O trabalho voluntário já é algo a ser destacado quando feito em sua própria cidade. Agora imagina viajar 3 mil quilômetros para dar oficinas de teatro, de forma gratuita, à uma comunidade que sofre com problemas sociais.

É exatamente isso que a jaraguaense Joelen Nogueira Chagas, 27 anos, vem realizando desde 2017, na pequena cidade de Betânia do Piauí, que tem apenas 6 mil habitantes.

Com 14 anos, tímida e tendo dificuldades para apresentar trabalhos na escola, Joelen mudou seu jeito de viver a vida ao ingressar em um curso de teatro, na Sociedade Cultura Artística (Scar). "Comecei a observar que o teatro poderia ser uma ferramenta social", relata.

Em 2017, um amigo a convidou para ir ao Piauí ensinar teatro para crianças. E foi assim que ela partiu para Betânia do Piauí e despertou o talento dos nordestinos, que tem de sobra, mas estava adormecido entre os problemas que sofrem na região.

Joelen não esconde que os primeiros meses em Betânia do Piauí foram bem chocantes, e não era para menos.

Imagina começar uma nova vida em uma cidade que não tem água encanada, o esgoto é a céu aberto, empresas não existem e as pessoas que não têm energia elétrica e o mínimo de acesso a higiene pessoal.

Onde a jovem mora não tem água encanada, nem tratada e a água mais barata para se comprar vem do poço. "Para quem convive lá, as doenças acabam sendo inevitáveis", diz.

Teatro como uma ferramenta social

Quando chegou no Piauí, Joelen ainda não sabia como ensinar teatro, por isso primeiro conversou com as crianças e identificou três áreas para trabalhar: autoestima, coordenação motora e regras sociais.

"A autoestima deles é muito baixa, eles acham que não vai sair nada bom de lá. Muitas crianças destroem os bancos da praça, jogam lixo no chão e não respeitam os professores", comenta a jaraguaense, que buscou trabalhar em cima desses pilares.

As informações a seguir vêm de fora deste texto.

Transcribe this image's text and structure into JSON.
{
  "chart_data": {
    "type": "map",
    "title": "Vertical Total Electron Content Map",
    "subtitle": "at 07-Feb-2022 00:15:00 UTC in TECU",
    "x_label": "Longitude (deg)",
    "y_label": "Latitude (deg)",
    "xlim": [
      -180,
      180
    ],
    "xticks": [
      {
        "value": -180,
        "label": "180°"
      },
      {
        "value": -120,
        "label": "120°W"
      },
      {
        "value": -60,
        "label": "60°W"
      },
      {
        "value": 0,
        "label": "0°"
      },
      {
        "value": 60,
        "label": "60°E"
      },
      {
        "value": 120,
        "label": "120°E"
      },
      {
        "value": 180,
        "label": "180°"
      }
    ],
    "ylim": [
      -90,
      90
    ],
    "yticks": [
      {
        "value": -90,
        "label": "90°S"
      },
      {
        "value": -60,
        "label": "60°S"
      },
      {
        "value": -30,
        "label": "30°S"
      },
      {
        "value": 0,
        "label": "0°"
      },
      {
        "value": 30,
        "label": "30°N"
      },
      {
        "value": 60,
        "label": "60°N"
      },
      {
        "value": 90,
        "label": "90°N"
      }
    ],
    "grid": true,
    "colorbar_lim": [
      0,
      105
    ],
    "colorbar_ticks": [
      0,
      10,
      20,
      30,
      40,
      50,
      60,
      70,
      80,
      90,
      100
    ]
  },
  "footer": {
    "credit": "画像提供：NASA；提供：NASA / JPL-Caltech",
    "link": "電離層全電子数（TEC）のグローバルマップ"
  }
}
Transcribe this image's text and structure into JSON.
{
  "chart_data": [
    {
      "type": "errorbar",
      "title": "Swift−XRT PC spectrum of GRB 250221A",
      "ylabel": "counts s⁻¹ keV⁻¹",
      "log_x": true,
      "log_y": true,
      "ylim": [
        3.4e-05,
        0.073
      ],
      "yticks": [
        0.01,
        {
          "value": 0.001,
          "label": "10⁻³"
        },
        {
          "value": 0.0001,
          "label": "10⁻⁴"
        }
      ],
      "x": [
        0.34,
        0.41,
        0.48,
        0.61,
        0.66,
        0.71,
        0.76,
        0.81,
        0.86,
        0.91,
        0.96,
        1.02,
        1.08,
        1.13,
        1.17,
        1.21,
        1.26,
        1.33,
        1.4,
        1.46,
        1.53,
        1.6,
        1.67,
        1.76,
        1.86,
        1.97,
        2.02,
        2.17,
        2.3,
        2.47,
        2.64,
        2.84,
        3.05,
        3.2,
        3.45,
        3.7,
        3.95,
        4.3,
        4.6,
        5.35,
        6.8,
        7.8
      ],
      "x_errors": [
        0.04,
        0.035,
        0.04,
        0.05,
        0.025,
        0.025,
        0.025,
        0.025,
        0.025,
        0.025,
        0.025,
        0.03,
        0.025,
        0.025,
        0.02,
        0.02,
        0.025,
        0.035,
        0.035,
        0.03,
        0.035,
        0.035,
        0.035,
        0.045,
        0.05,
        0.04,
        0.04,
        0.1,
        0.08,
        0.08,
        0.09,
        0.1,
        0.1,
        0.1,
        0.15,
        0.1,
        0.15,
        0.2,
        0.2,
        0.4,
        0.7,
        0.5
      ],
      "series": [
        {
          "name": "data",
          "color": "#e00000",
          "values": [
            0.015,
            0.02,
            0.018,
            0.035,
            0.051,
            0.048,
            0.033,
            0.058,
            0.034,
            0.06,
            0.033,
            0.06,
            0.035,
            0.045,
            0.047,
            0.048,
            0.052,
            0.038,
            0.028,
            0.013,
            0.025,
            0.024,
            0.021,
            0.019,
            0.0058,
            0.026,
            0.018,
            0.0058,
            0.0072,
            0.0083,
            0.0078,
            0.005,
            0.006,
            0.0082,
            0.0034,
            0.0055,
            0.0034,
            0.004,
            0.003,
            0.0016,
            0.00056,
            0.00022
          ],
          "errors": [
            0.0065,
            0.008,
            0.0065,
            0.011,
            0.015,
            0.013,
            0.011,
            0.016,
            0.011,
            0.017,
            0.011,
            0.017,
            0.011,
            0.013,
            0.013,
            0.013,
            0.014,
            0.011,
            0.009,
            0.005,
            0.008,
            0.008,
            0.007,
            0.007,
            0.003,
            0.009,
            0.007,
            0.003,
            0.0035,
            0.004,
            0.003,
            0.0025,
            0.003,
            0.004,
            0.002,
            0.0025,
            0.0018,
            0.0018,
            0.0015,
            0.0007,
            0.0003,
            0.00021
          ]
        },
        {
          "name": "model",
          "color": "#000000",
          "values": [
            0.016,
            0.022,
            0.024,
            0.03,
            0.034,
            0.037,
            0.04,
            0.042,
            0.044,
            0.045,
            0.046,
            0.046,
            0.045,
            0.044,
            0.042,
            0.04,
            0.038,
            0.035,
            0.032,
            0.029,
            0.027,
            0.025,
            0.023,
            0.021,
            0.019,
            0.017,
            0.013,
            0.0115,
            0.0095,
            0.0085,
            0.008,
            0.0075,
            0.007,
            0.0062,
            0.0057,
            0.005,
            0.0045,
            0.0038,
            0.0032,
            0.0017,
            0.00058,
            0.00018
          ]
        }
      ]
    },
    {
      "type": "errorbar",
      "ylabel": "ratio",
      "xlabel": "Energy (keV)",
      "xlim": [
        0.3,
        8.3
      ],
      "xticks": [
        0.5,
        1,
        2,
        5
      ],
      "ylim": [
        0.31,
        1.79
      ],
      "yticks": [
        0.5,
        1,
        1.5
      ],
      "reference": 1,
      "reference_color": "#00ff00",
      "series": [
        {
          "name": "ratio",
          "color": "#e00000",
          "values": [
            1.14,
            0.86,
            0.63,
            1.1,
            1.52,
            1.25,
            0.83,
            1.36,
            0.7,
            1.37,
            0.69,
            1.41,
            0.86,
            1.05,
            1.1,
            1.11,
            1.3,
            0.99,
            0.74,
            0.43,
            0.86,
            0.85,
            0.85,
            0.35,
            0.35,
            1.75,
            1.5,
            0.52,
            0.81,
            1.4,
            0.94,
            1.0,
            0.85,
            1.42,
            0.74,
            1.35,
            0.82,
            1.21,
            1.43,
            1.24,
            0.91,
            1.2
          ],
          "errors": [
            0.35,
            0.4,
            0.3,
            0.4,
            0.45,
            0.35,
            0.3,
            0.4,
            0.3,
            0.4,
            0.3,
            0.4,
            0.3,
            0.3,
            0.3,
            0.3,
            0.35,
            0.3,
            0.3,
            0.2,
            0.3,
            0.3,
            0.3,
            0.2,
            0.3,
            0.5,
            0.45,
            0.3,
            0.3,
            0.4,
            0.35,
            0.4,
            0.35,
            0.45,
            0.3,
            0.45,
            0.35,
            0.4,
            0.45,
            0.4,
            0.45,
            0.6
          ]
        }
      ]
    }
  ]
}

Apesar da maioria de seus alunos serem crianças, Joelen tem em sua oficina pessoas de até 48 anos, mas ela não vê dificuldades pela diferença de idade, já que eles são bem dispostos e se ajudam. "Como é uma coisa nova, gosto de trabalhar com brincadeiras lúdicas, sempre mostrando que ninguém é melhor do que o outro", conta.

O aluno Andreik Xavier Ramos junto com Cícera Sofia, que veio assistir a apresentação da turma | Foto Arquivo Pessoal

Com duas turmas, as aulas ocorrem todos os sábados, de manhã e a tarde, tendo duração de aproximadamente sete meses e culminando com uma grande apresentação em novembro. Nos primeiros quatro meses, a jaraguaense foca em ensinar a história e as técnicas do teatro.

"Eles também aprendem técnica vocal, maquiagem artística, expressão corporal, dramaturgia e sonoplastia, para quando chegar na apresentação final eles tenham um aparato", diz.

Significado e motivação

Claro que a pergunta que Joelen mais ouve é sobre o motivo de realizar algo que não gera um retorno financeiro. Ela diz que o amor por fazer isso fala mais alto.

"Ver crianças descobrindo um mundo novo, tendo contato com coisas que nunca teriam acesso. Enxergar a alegria delas é o que vale. Não tem dinheiro no mundo que me traria esse prazer", destaca.

Ela fala que os nordestinos são um povo mais simples, humildes, alegres e com mais fé, porque quando plantam, nunca sabem se vai chover. Isso tudo fez Joelen criar um vínculo familiar com eles.

A principal intensão das aulas de teatro é que o poder público olhe para esses lugares esquecidos e melhorem a condição de vida dessas pessoas. "Quero criar nas crianças esse senso social, porque dom e talento eles tem, só precisa alguém despertar isso neles", relata.

Alunos de Joelen encenando a adaptação da história do Peter Pan | Foto Arquivo OCP News

Desde 2017, cerca de 60 alunos passaram pela oficina ministrada pela Joelen, mas existem um em específico que mais marcou ela. Com a ajuda do teatro, Sérgio Otávio, um menino introvertido e que chorava a cada apresentação escolar, começou a desenvolver habilidades que estavam escondidas.

No dia da apresentação, a família de Sérgio Otávio não conteve a emoção de ver a alegria do garoto em apresentar uma peça para mais de 200 pessoas, conta Joelen. "Ele tinha um potencial enorme, só precisava ser estimulado", relata.

Joelen ficará somente mais um ano no Piauí e pretende estudar Relações Internacionais para ter um aparato politico que vai ajudar nas questões sociais.

"Vou continuar trabalhando com a parte social, mas vou estar mais equipada para conhecer as leis e dar um suporte melhor", destaca.